Em 1968, a ONU convocou, em Teerã, uma Conferência
Mundial de Direitos Humanos. Constatou-se que, 20 anos após a
aprovação da Declaração, as violações prosseguiam: torturas,
assassinatos, censura, abuso de crianças e violência sobre a
mulher. Um programa foi traçado e todos concordaram que 25 anos
mais tarde deveriam sentar-se à mesa para avaliar os resultados.
O balanço foi feito em 1993, em Viena, na 2ª
Conferência Mundial de Direitos Humanos, convocada pela ONU.
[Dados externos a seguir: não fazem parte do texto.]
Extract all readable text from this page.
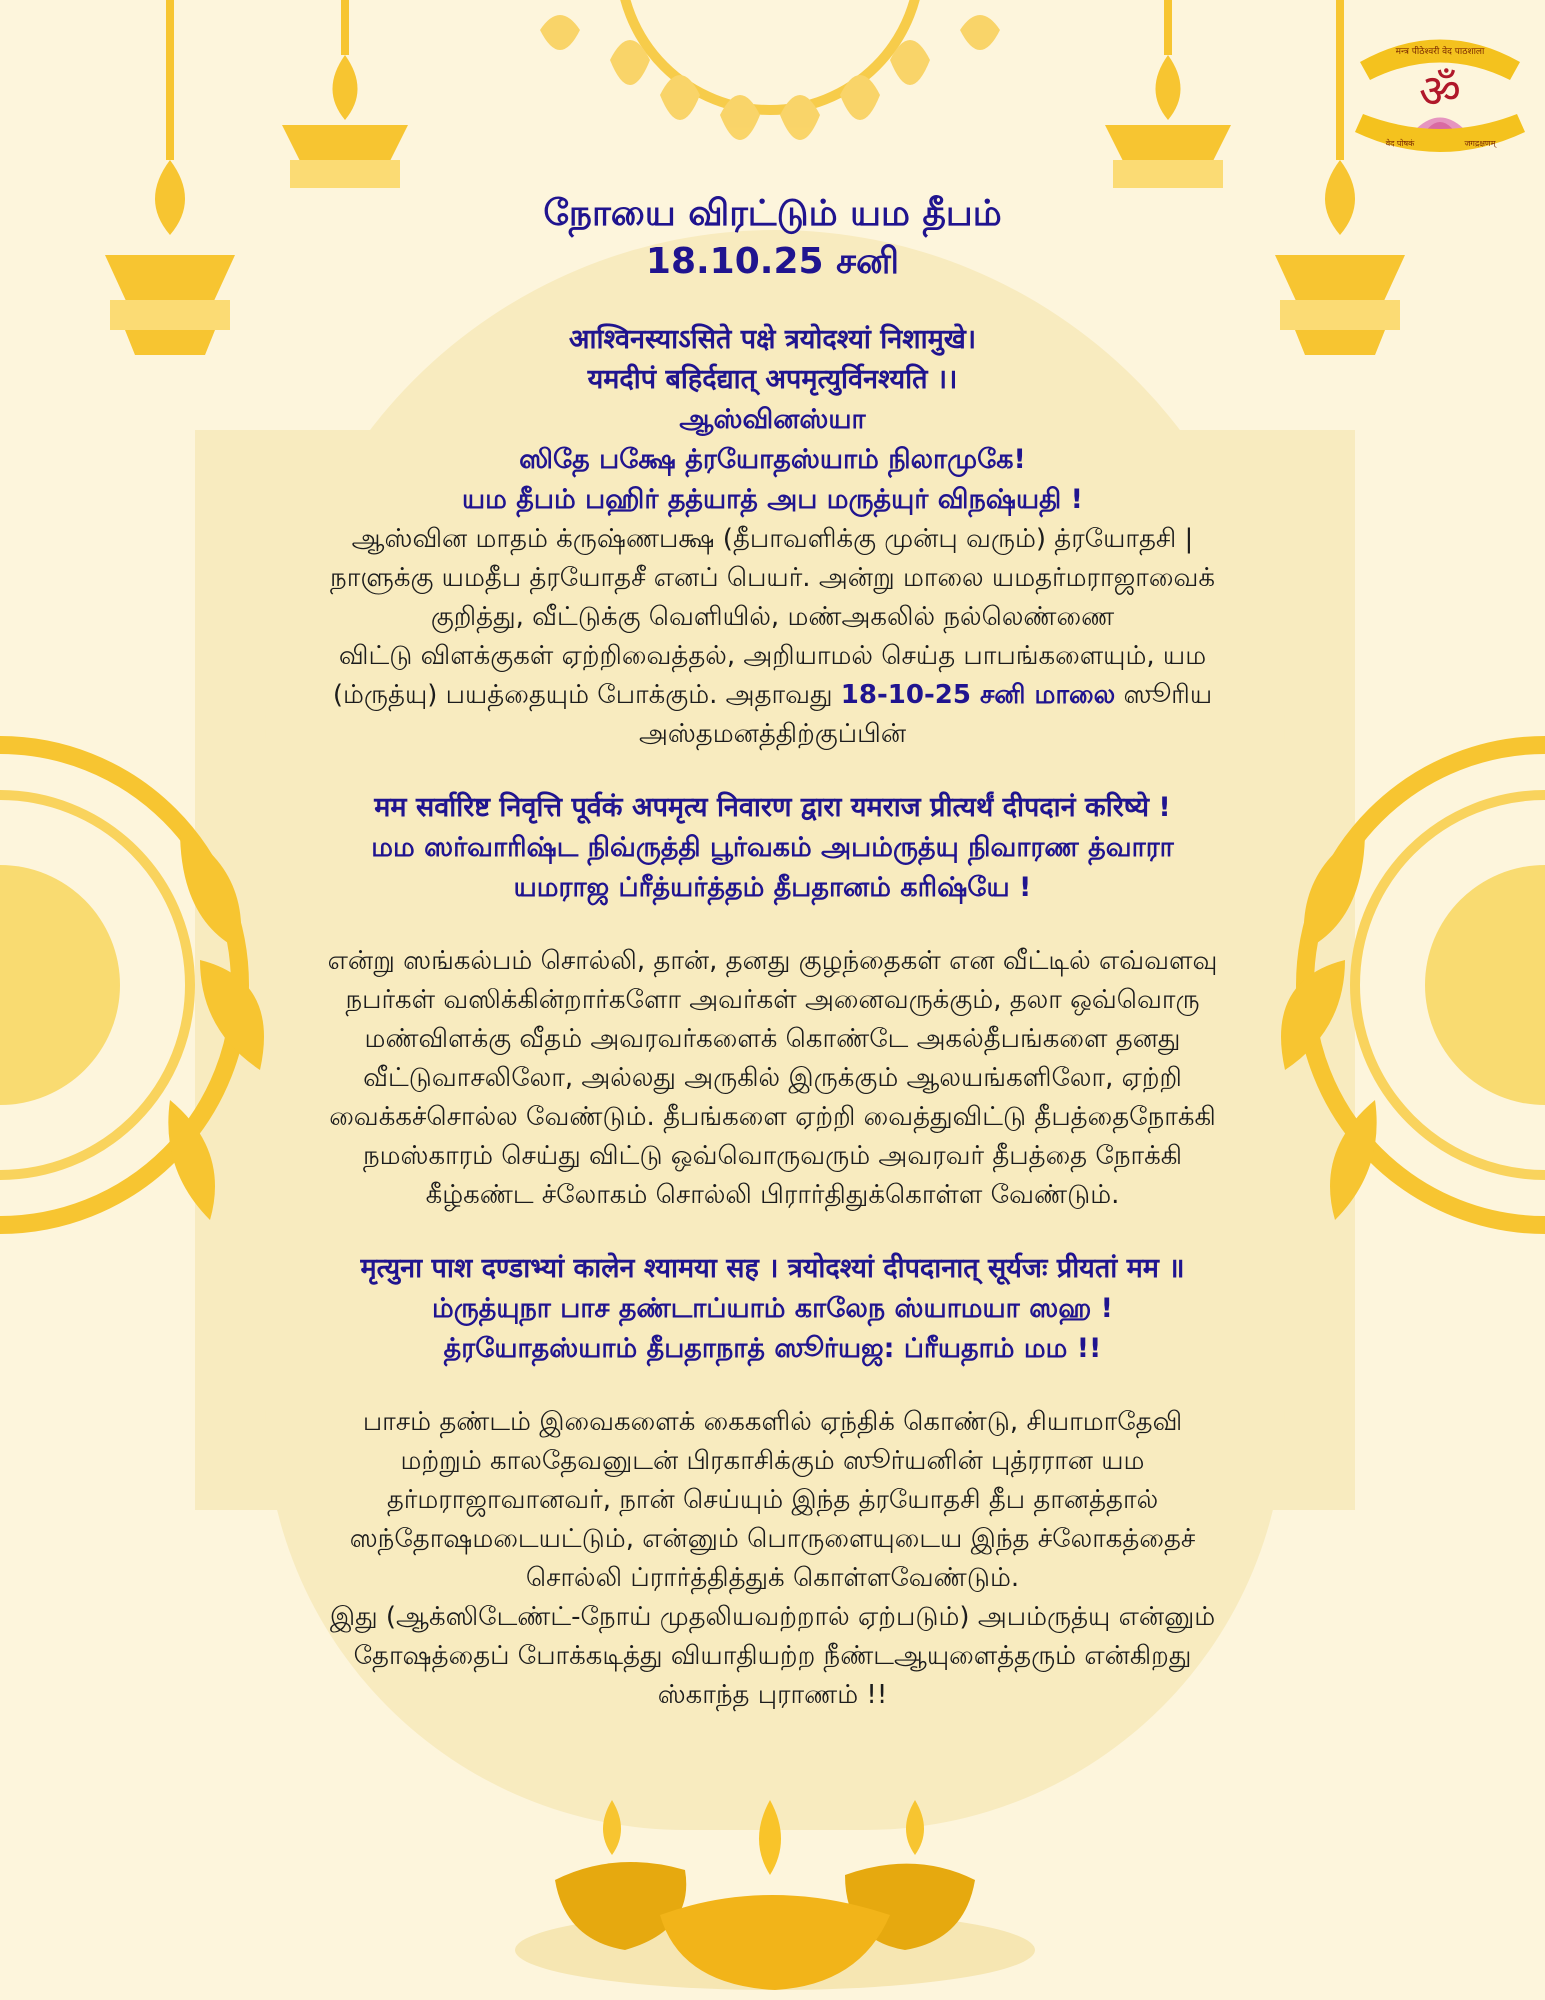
मन्त्र पीठेश्वरी वेद पाठशाला
ॐ
वेद पोषकं	जगद्रक्षणम्
நோயை விரட்டும் யம தீபம்
18.10.25 சனி
आश्विनस्याऽसिते पक्षे त्रयोदश्यां निशामुखे।
यमदीपं बहिर्दद्यात् अपमृत्युर्विनश्यति ।।
ஆஸ்வினஸ்யா
ஸிதே பக்ஷே த்ரயோதஸ்யாம் நிலாமுகே!
யம தீபம் பஹிர் தத்யாத் அப மருத்யுர் விநஷ்யதி !
ஆஸ்வின மாதம் க்ருஷ்ணபக்ஷ (தீபாவளிக்கு முன்பு வரும்) த்ரயோதசி |
நாளுக்கு யமதீப த்ரயோதசீ எனப் பெயர். அன்று மாலை யமதர்மராஜாவைக்
குறித்து, வீட்டுக்கு வெளியில், மண்அகலில் நல்லெண்ணை
விட்டு விளக்குகள் ஏற்றிவைத்தல், அறியாமல் செய்த பாபங்களையும், யம
(ம்ருத்யு) பயத்தையும் போக்கும். அதாவது 18-10-25 சனி மாலை ஸூரிய
அஸ்தமனத்திற்குப்பின்
मम सर्वारिष्ट निवृत्ति पूर्वकं अपमृत्य निवारण द्वारा यमराज प्रीत्यर्थं दीपदानं करिष्ये !
மம ஸர்வாரிஷ்ட நிவ்ருத்தி பூர்வகம் அபம்ருத்யு நிவாரண த்வாரா
யமராஜ ப்ரீத்யர்த்தம் தீபதானம் கரிஷ்யே !
என்று ஸங்கல்பம் சொல்லி, தான், தனது குழந்தைகள் என வீட்டில் எவ்வளவு
நபர்கள் வஸிக்கின்றார்களோ அவர்கள் அனைவருக்கும், தலா ஒவ்வொரு
மண்விளக்கு வீதம் அவரவர்களைக் கொண்டே அகல்தீபங்களை தனது
வீட்டுவாசலிலோ, அல்லது அருகில் இருக்கும் ஆலயங்களிலோ, ஏற்றி
வைக்கச்சொல்ல வேண்டும். தீபங்களை ஏற்றி வைத்துவிட்டு தீபத்தைநோக்கி
நமஸ்காரம் செய்து விட்டு ஒவ்வொருவரும் அவரவர் தீபத்தை நோக்கி
கீழ்கண்ட ச்லோகம் சொல்லி பிரார்திதுக்கொள்ள வேண்டும்.
मृत्युना पाश दण्डाभ्यां कालेन श्यामया सह । त्रयोदश्यां दीपदानात् सूर्यजः प्रीयतां मम ॥
ம்ருத்யுநா பாச தண்டாப்யாம் காலேந ஸ்யாமயா ஸஹ !
த்ரயோதஸ்யாம் தீபதாநாத் ஸூர்யஜ: ப்ரீயதாம் மம !!
பாசம் தண்டம் இவைகளைக் கைகளில் ஏந்திக் கொண்டு, சியாமாதேவி
மற்றும் காலதேவனுடன் பிரகாசிக்கும் ஸூர்யனின் புத்ரரான யம
தர்மராஜாவானவர், நான் செய்யும் இந்த த்ரயோதசி தீப தானத்தால்
ஸந்தோஷமடையட்டும், என்னும் பொருளையுடைய இந்த ச்லோகத்தைச்
சொல்லி ப்ரார்த்தித்துக் கொள்ளவேண்டும்.
இது (ஆக்ஸிடேண்ட்-நோய் முதலியவற்றால் ஏற்படும்) அபம்ருத்யு என்னும்
தோஷத்தைப் போக்கடித்து வியாதியற்ற நீண்டஆயுளைத்தரும் என்கிறது
ஸ்காந்த புராணம் !!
Constatou-se que as violações têm sido crescentes, de genocídios
indígenas a massacres de camponeses (vide Corumbiara e Eldorado
dos Carajás), do cerceamento da liberdade de imigrantes ao
ressurgimento de grupos neonazistas. Na própria Áustria, país
anfitrião, denunciou-se, durante o evento, a existência de um
“viveiro” de crianças destinadas a serem sacrificadas em
benefício do tráfico de órgãos.
De nada adianta o programa de FHC se não é
acompanhado de medidas econômicas, urgentes e eficazes, para
reduzir o desemprego, aumentar a escolarização, erradicar o
trabalho infantil, pôr fim ao trabalho escravo, sanear as forças
militares e policiais e, sobretudo, promover a reforma agrária. O
programa de renda mínima às famílias carentes, sugerido pelo
senador Eduardo Suplicy, poderia ser adotado como um primeiro
passo significativo. Mas o que o governo propõe são pacotes
recessivos, sem ônus para os agiotas internacionais, os
especuladores e os detentores de grandes fortunas.
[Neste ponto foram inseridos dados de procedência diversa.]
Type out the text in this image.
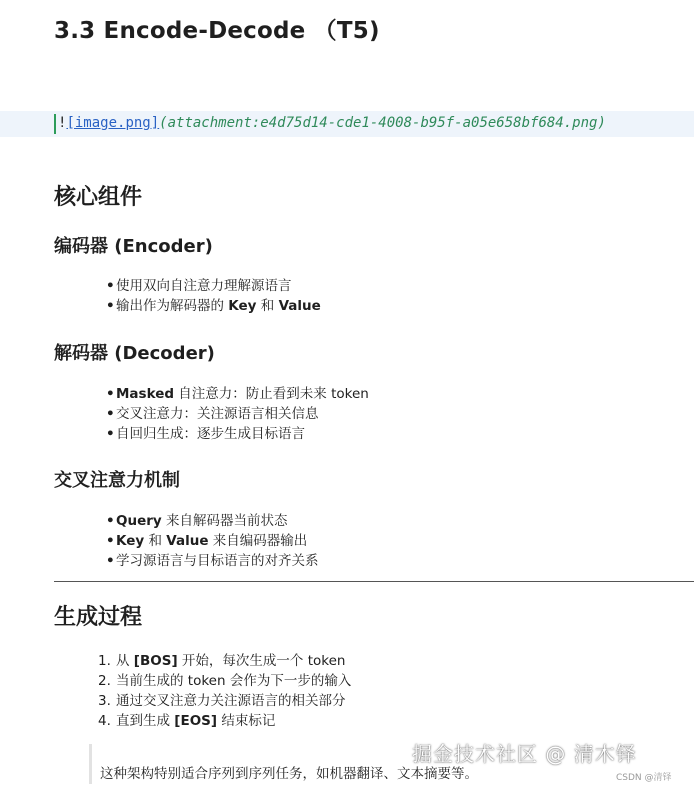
3.3 Encode-Decode （T5)
![image.png](attachment:e4d75d14-cde1-4008-b95f-a05e658bf684.png)
核心组件
编码器 (Encoder)
• 使用双向自注意力理解源语言
• 输出作为解码器的 Key 和 Value
解码器 (Decoder)
• Masked 自注意力：防止看到未来 token
• 交叉注意力：关注源语言相关信息
• 自回归生成：逐步生成目标语言
交叉注意力机制
• Query 来自解码器当前状态
• Key 和 Value 来自编码器输出
• 学习源语言与目标语言的对齐关系
生成过程
1. 从 [BOS] 开始，每次生成一个 token
2. 当前生成的 token 会作为下一步的输入
3. 通过交叉注意力关注源语言的相关部分
4. 直到生成 [EOS] 结束标记
这种架构特别适合序列到序列任务，如机器翻译、文本摘要等。
掘金技术社区 @ 清木铎
CSDN @清铎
Hoje, o crescimento da pobreza, a ineficiência
do sistema judiciário, os desrespeitos aos direitos da mulher e
da criança, exigem medidas mais concretas que uma carta de boas
intenções recheada de discursos inflamados. Um tema prioritário
é a impunidade dos que violam (e violaram) os direitos humanos,
como a repressão policial-militar aos guerrilheiros do Araguaia e
os torturadores aquartelados pelo poder público. A impunidade
favorece o desprezo da lei. De nada adiantam programas, conferências
e acordos se governos e autoridades, responsáveis pela defesa dos
direitos humanos, são cúmplices de policiais que torturam, de
grupos de extermínio, do racismo, da violência sobre mulheres e
crianças, de interesses corporativos que excluem, do orçamento e
da pauta federais, a questão social.
Falar em direitos humanos no Brasil e na América
Latina é luxo. Aqui, ainda lutamos por direitos animais, pois
comer, abrigar-se do frio, educar a cria, são coisas de bicho. Há
milhões de crianças abandonadas e milhares de mendigos catando
restos em latas de lixo. Por que morrem, de subnutrição, cerca
de 350 mil crianças por ano no Brasil?
Há, porém, um dado tão grave quanto os
alarmantes índices sociais: hoje, no Brasil, denunciar violações
dos direitos humanos é crime aos olhos de certas autoridades. A
corrupção da alma é mais grave que a do bolso. E quase sempre
as denúncias resultam em impunidade para o denunciado e em
transtornos e riscos para o denunciante. Se o presidente e seus
ministros não forem os primeiros a dar o exemplo de atitudes
firmes, este programa será mais uma peça demagógica deste
governo que, no início de 1995, prometeu acabar com o trabalho
escravo, assentar 50 mil famílias e, agora, admite que “não
tem paixão pelo social”, como reconheceu o ministro Clóvis
Carvalho. Mas não disfarça sua paixão pelo continuísmo.
Há 110 anos a princesa Isabel assinou a abolição
oficial da escravidão. E este regime de trabalho perdura no
Brasil, sobretudo em latifúndios da Amazônia. Quando será que o
Brasil e os brasileiros deixarão de ser reféns da pecha
policialesca de que defender direitos humanos é sinônimo de
defender bandidos?
Frei Betto, frade dominicano e escritor, é reconhecido
internacionalmente por sua luta em prol dos direitos humanos.